The thing that strikes me the most is your humility. The way you reflect on your own faults is evidence of the Spirit powerfully at work in your life, and always causes me to reflect on my own life.
Mostly your blog makes us laugh. You are so not "ben the stutterer" in our minds, you are "ben, one of the funniest guys we know" :)
Ben, it's absolutely wonderful to hear you talking of your struggles and how God has used them to help you grow more like His Son. You're a great encouragement and role model to me in your willingness to trust and serve through life-long trials.
For me, I can certainly testify that your stutter makes you no less of a warm and caring friend, and a lot of fun to be around!
Will look forward to singing Hallelujah's with you for eternity!

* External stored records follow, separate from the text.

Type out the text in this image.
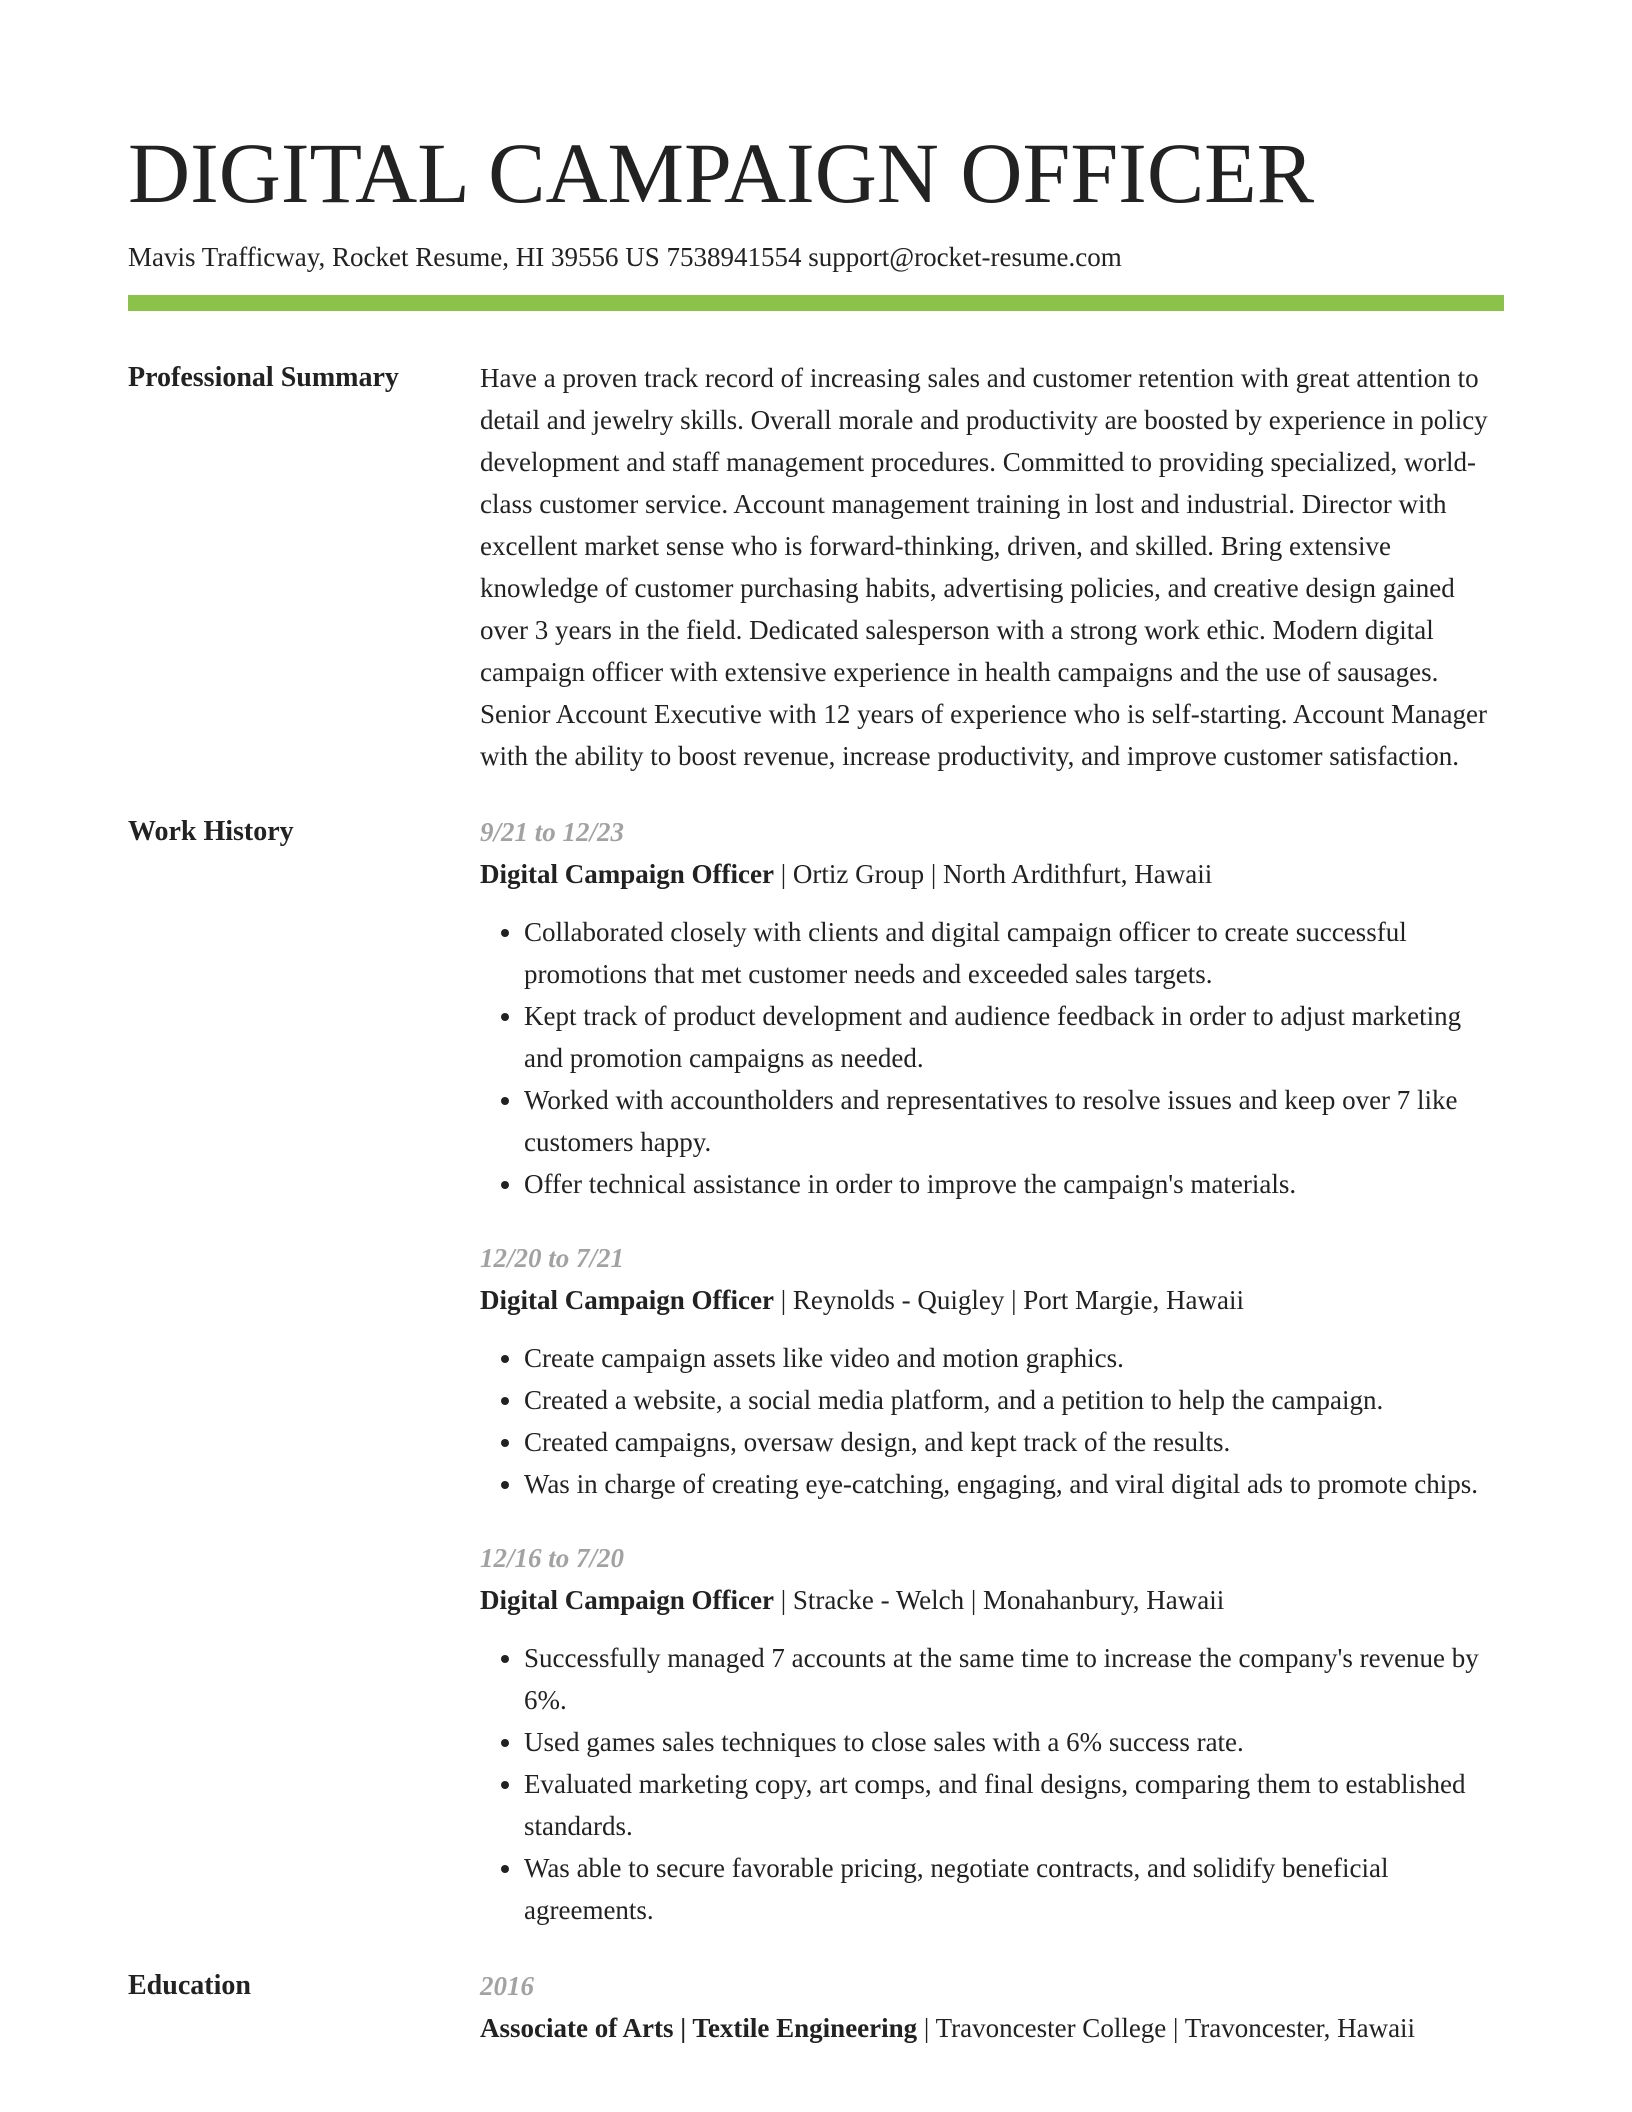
DIGITAL CAMPAIGN OFFICER
Mavis Trafficway, Rocket Resume, HI 39556 US 7538941554 support@rocket-resume.com
Professional Summary	Have a proven track record of increasing sales and customer retention with great attention to detail and jewelry skills. Overall morale and productivity are boosted by experience in policy development and staff management procedures. Committed to providing specialized, world-class customer service. Account management training in lost and industrial. Director with excellent market sense who is forward-thinking, driven, and skilled. Bring extensive knowledge of customer purchasing habits, advertising policies, and creative design gained over 3 years in the field. Dedicated salesperson with a strong work ethic. Modern digital campaign officer with extensive experience in health campaigns and the use of sausages. Senior Account Executive with 12 years of experience who is self-starting. Account Manager with the ability to boost revenue, increase productivity, and improve customer satisfaction.

Work History	9/21 to 12/23
Digital Campaign Officer | Ortiz Group | North Ardithfurt, Hawaii
• Collaborated closely with clients and digital campaign officer to create successful promotions that met customer needs and exceeded sales targets.
• Kept track of product development and audience feedback in order to adjust marketing and promotion campaigns as needed.
• Worked with accountholders and representatives to resolve issues and keep over 7 like customers happy.
• Offer technical assistance in order to improve the campaign's materials.
12/20 to 7/21
Digital Campaign Officer | Reynolds - Quigley | Port Margie, Hawaii
• Create campaign assets like video and motion graphics.
• Created a website, a social media platform, and a petition to help the campaign.
• Created campaigns, oversaw design, and kept track of the results.
• Was in charge of creating eye-catching, engaging, and viral digital ads to promote chips.
12/16 to 7/20
Digital Campaign Officer | Stracke - Welch | Monahanbury, Hawaii
• Successfully managed 7 accounts at the same time to increase the company's revenue by 6%.
• Used games sales techniques to close sales with a 6% success rate.
• Evaluated marketing copy, art comps, and final designs, comparing them to established standards.
• Was able to secure favorable pricing, negotiate contracts, and solidify beneficial agreements.
Education	2016
Associate of Arts | Textile Engineering | Travoncester College | Travoncester, Hawaii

thanks very much Soph,Simone, Liz and Pete. I really appreciate you commenting. Simone, that is great that you tackled your son's stutter early. Kids can kick it pretty quickly and thoroughly. Will pray that he does kick it for good. Thanks Liz, that is lovely what you said. Peter, you are a massive encouragement to me also-- one of the strongest guys/christians I have ever met.
Thanks again everyone.
Hey Ben, thanks for your thoughts - these posts are really candid and I'm sure were hard to write. Your blog (a new discovery!) is great - i love reading it and I'm really glad it gives you a 'voice' of sorts. Will be praying for your hopes and dreams. Soph
Thanks a lot, Sophie, that is really nice. I have been checking out yr blog too.